In natural language processing (NLP), many tasks involve structured prediction: predicting structured outputs consisting of a group of interdependent variables. This allows extracting useful information from unstructured raw texts, which can benefit downstream tasks and analyses for both humans and machines. To obtain automatic models, the main paradigm is in a data-driven supervised-learning fashion. In this paradigm, the main bottleneck is the availability of manually annotated data, which is usually expensive and time-consuming to obtain. Moreover, we usually would like to extend the models to various new scenarios, like in different domains or languages. The model performance could drop dramatically if the training instances are insufficient to cover the target scenarios, while it is costly and inefficient to annotate large amounts of data instances in all these new cases. 

To mitigate this problem and ease the reliance of structured prediction models on large amounts of annotations, we need to consider both aspects of the model and the data, which are the main driving forces of data-driven machine learning. Related to these core aspects, we examine three directions. Firstly, we investigate structured modeling in model design, which involves how the complex structured outputs are modeled and predicted. This is especially important for structured prediction tasks, which usually have large output spaces. Moreover, on the interaction of model and data, we examine transfer learning where related data is utilized to help low-resource target tasks. In this case, how to design models that are more agnostic to the discrepancies between the source and target data resources is also crucial for the success of the transfer. Finally, we explore active learning, with a specific focus on the data itself. When resources are limited, it is difficult to obtain a large amount of annotated instances, but annotating a small set can be feasible. With a strategy to select an informative set of instances, much fewer manual annotations may be required to achieve satisfactory performance. 

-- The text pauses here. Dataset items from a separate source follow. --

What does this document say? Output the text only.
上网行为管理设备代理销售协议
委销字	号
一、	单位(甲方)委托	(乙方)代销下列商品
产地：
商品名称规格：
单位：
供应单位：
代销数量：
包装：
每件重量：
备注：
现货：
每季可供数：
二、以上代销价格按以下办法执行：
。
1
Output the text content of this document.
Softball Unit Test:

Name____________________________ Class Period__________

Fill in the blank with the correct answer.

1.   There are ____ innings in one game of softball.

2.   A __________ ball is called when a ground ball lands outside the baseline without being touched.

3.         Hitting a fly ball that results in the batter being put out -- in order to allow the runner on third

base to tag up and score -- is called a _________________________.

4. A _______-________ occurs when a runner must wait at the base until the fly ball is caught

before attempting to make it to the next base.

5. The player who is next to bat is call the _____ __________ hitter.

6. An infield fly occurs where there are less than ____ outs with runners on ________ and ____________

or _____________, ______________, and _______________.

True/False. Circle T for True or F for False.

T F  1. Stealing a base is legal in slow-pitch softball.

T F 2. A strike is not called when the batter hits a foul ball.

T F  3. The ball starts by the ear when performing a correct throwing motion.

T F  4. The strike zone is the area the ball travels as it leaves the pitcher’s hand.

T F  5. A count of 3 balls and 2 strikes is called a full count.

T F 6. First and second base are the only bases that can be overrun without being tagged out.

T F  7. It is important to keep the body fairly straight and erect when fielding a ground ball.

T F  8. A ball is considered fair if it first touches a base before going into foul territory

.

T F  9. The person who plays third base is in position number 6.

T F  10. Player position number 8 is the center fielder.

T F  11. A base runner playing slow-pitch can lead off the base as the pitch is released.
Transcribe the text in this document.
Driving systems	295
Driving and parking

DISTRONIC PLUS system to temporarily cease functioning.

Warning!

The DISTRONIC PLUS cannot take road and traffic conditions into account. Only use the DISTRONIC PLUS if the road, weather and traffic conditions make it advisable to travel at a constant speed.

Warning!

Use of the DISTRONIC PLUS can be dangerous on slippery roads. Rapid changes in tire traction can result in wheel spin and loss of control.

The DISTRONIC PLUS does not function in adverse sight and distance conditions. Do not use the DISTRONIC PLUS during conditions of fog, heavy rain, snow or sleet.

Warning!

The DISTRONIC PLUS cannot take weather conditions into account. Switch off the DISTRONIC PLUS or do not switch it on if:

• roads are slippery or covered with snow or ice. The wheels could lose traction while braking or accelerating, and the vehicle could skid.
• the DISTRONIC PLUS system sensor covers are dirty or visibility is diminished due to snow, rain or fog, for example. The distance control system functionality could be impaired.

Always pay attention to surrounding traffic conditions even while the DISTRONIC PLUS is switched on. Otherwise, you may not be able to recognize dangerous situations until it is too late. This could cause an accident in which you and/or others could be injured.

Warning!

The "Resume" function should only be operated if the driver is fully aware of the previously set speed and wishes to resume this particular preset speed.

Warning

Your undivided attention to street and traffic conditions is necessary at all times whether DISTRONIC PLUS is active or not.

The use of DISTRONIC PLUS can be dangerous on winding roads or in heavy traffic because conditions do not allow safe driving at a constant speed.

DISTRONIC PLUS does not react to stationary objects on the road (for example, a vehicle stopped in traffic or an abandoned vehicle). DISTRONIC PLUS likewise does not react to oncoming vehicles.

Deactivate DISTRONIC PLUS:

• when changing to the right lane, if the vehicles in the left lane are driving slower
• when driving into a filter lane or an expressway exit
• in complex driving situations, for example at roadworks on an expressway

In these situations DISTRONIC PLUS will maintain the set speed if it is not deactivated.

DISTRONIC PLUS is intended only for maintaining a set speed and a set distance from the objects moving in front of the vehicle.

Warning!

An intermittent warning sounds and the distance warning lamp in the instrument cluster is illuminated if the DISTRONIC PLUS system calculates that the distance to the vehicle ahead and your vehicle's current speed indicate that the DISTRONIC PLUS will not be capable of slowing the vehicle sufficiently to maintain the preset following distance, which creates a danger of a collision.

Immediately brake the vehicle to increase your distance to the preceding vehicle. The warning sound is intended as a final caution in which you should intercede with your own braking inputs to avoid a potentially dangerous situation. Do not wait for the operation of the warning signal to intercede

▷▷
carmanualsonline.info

This thesis consists of three parts, corresponding to these three directions. In the first part, we investigate the influence of structured output modeling in deep neural models. We find that structured modeling brings benefits on sentence-level complete matches and with more efficient models. We further extend the analyses to low-resource scenarios and investigate the interactions of structural constraints and training data sizes. In the second part, we investigate a series of related structured tasks and find that supervision from related data, such as those from the same task but in different languages (cross-lingual learning) and those from related tasks (multitask learning), can be beneficial, especially if utilizing models that care less about the source and target differences. Finally, in the third part, we perform a systematic investigation of active learning for structured prediction in NLP. Especially, we analyze the effectiveness of annotating and learning with partial structures, which can improve data efficiency for active learning. Moreover, we show that combining active learning with self-training with the unlabeled instances from the active learning data pool can bring further improvements.